During the recession of 2007 to 2009, unemployment in the United States increased, along with the number of people who qualified for the SNAP. Because jobs were scarce and incomes were low, some SNAP eligibility requirements were waived by the states during this time. The waivers remained in place until recently when, in the face of economic recovery, some states began to enforce work and work training requirements once again.
The result of this policy change is the possibility of between 500,000 and 1 million SNAP recipients losing their benefits. Some analysts are concerned that this could have a negative impact on retailers, particularly those who cater to lower-income customers.
Still, it isn’t entirely clear just how severely retailers will be affected, particularly since not everyone whose benefits are at risk will lose them at the same time.
“This gradual rollout will make it difficult to gauge exactly how much of an impact the change will have on retailers,” Craig Johnson, president of Customer Growth Partners, said in a CNBC online story.

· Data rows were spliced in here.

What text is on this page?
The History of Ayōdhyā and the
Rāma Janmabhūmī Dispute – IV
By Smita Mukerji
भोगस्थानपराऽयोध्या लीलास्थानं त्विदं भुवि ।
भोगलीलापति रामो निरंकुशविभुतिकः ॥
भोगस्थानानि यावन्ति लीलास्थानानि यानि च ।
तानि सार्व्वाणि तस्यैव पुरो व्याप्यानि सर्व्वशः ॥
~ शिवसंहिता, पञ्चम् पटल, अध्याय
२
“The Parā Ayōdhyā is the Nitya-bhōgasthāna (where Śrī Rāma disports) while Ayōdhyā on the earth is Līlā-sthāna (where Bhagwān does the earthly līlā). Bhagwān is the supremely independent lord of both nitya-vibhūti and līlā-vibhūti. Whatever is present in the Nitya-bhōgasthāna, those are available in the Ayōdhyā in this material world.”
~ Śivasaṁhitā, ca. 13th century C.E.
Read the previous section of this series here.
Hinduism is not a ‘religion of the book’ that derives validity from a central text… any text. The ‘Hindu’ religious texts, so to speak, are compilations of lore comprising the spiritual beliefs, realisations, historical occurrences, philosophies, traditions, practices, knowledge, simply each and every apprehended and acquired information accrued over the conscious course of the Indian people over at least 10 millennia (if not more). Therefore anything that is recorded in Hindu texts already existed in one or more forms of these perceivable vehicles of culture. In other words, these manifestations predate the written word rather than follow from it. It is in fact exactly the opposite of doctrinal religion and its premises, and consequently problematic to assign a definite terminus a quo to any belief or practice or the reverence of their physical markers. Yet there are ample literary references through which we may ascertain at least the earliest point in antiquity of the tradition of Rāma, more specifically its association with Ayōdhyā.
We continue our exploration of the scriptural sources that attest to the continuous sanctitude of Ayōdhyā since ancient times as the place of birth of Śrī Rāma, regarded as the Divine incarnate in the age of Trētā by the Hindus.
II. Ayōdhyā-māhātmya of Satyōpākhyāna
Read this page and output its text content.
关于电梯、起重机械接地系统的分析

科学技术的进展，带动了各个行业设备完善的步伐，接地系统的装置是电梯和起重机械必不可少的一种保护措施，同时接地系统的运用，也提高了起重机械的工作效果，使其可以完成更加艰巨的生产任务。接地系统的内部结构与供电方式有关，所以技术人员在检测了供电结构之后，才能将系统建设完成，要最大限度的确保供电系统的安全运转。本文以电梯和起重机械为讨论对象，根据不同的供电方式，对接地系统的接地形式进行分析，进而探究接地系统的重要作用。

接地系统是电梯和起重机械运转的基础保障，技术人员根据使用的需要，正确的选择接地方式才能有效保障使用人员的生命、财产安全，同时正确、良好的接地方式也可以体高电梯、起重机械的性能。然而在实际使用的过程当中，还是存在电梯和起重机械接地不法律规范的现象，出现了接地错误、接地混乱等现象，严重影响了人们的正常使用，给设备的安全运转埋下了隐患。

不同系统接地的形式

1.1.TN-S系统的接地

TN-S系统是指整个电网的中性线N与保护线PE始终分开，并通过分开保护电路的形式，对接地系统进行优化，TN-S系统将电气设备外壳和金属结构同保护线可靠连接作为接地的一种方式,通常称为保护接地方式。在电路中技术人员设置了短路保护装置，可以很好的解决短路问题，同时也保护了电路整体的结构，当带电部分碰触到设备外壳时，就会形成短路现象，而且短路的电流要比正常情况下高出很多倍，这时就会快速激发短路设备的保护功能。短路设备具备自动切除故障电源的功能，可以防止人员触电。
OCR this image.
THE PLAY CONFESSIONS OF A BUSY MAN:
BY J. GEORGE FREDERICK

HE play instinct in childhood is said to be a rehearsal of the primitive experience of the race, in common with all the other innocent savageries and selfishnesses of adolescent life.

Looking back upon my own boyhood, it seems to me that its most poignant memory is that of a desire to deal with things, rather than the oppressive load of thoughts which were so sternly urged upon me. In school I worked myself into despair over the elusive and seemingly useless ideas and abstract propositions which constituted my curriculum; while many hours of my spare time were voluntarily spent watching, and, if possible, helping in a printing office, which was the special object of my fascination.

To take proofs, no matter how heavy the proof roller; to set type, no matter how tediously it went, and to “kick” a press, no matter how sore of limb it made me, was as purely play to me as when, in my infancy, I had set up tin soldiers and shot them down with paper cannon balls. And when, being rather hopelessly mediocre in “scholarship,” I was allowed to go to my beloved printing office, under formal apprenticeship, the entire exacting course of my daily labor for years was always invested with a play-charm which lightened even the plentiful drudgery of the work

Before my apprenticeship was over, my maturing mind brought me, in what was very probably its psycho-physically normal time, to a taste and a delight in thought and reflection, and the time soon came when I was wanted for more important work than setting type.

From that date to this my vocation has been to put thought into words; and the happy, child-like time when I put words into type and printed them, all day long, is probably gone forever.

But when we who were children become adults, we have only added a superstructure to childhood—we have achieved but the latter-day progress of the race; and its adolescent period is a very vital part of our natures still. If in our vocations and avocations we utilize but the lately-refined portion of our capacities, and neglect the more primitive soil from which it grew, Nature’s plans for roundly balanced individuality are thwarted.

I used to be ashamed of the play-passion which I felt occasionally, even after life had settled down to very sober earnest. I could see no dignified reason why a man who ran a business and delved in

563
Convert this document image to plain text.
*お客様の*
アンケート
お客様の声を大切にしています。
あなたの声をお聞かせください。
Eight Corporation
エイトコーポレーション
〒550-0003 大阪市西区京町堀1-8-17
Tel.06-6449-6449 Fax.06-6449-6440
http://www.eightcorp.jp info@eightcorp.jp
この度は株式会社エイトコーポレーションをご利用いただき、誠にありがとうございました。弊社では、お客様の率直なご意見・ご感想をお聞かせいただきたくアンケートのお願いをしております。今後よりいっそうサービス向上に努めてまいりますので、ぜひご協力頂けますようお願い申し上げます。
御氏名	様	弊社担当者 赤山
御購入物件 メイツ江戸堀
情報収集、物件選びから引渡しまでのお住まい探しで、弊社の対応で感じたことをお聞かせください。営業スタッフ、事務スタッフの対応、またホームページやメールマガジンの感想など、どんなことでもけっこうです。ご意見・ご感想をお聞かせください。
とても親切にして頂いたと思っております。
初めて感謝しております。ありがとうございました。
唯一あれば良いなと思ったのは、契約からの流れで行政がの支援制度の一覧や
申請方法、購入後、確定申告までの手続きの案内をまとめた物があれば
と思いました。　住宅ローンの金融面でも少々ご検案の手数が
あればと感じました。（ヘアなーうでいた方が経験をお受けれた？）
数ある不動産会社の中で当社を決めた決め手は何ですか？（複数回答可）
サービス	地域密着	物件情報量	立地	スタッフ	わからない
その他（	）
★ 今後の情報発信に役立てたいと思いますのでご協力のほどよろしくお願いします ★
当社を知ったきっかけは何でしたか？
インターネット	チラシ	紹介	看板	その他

According to social welfare advocates, legislators and state officials have the option of minimizing the impact of changing eligibility requirements, either by removing the requirements altogether or, in the case of state officials, choosing to waive them for individuals who are unable to find work or receive approved job training. Without these interventions, however, some consumers and retailers will be tightening their budgets.